Frequently Asked Questions

What is the IUPAC name of (3S,4S,5S)-5-hydroxy-1-phenyl-3,4-bis(phenylmethoxy)hexan-1-one?
The IUPAC name of (3S,4S,5S)-5-hydroxy-1-phenyl-3,4-bis(phenylmethoxy)hexan-1-one (CID 10024186) is (3S,4S,5S)-5-hydroxy-1-phenyl-3,4-bis(phenylmethoxy)hexan-1-one.
What is the SMILES notation for (3S,4S,5S)-5-hydroxy-1-phenyl-3,4-bis(phenylmethoxy)hexan-1-one?
The canonical SMILES for (3S,4S,5S)-5-hydroxy-1-phenyl-3,4-bis(phenylmethoxy)hexan-1-one is C[C@H](O)[C@H](OCc1ccccc1)[C@H](CC(=O)c1ccccc1)OCc1ccccc1.
What is the InChIKey of (3S,4S,5S)-5-hydroxy-1-phenyl-3,4-bis(phenylmethoxy)hexan-1-one?

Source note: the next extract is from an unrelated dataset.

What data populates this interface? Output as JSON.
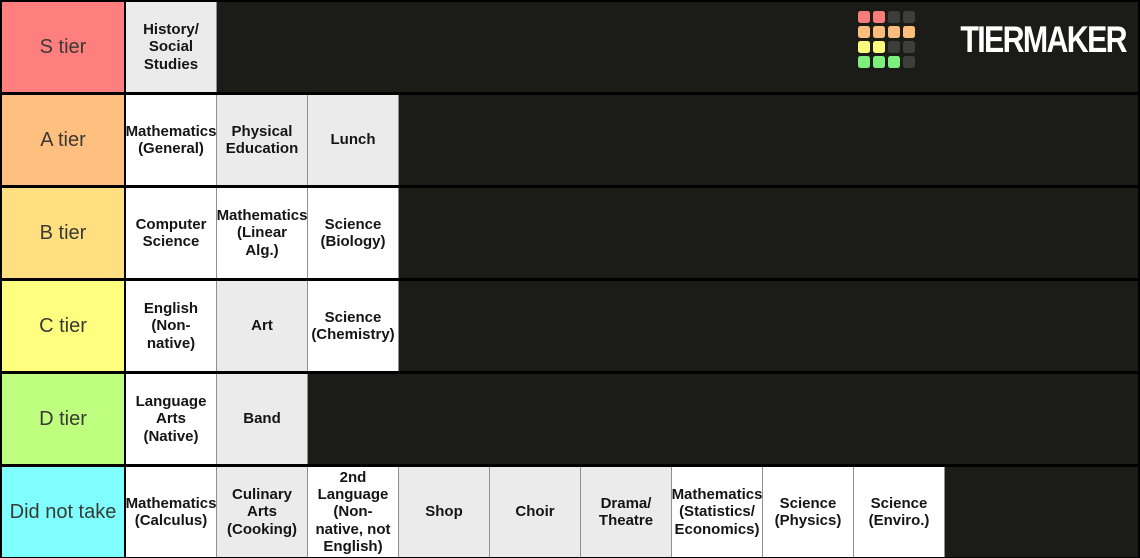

The InChIKey is YTDXXSNUYMROOJ-XZZVZQAVSA-N. The full InChI is InChI=1S/C26H28O4/c1-20(27)26(30-19-22-13-7-3-8-14-22)25(29-18-21-11-5-2-6-12-21)17-24(28)23-15-9-4-10-16-23/h2-16,20,25-27H,17-19H2,1H3/t20-,25-,26-/m0/s1.
What are the key properties of (3S,4S,5S)-5-hydroxy-1-phenyl-3,4-bis(phenylmethoxy)hexan-1-one?
(3S,4S,5S)-5-hydroxy-1-phenyl-3,4-bis(phenylmethoxy)hexan-1-one has a molecular weight of 404.51 g/mol, XLogP of 4.81, 11 rotatable bonds, 1 hydrogen bond donors, and 4 hydrogen bond acceptors.
Where does this data come from?
All data for (3S,4S,5S)-5-hydroxy-1-phenyl-3,4-bis(phenylmethoxy)hexan-1-one is sourced from PubChem (CID 10024186), the world's largest open chemistry database maintained by the National Library of Medicine (NIH).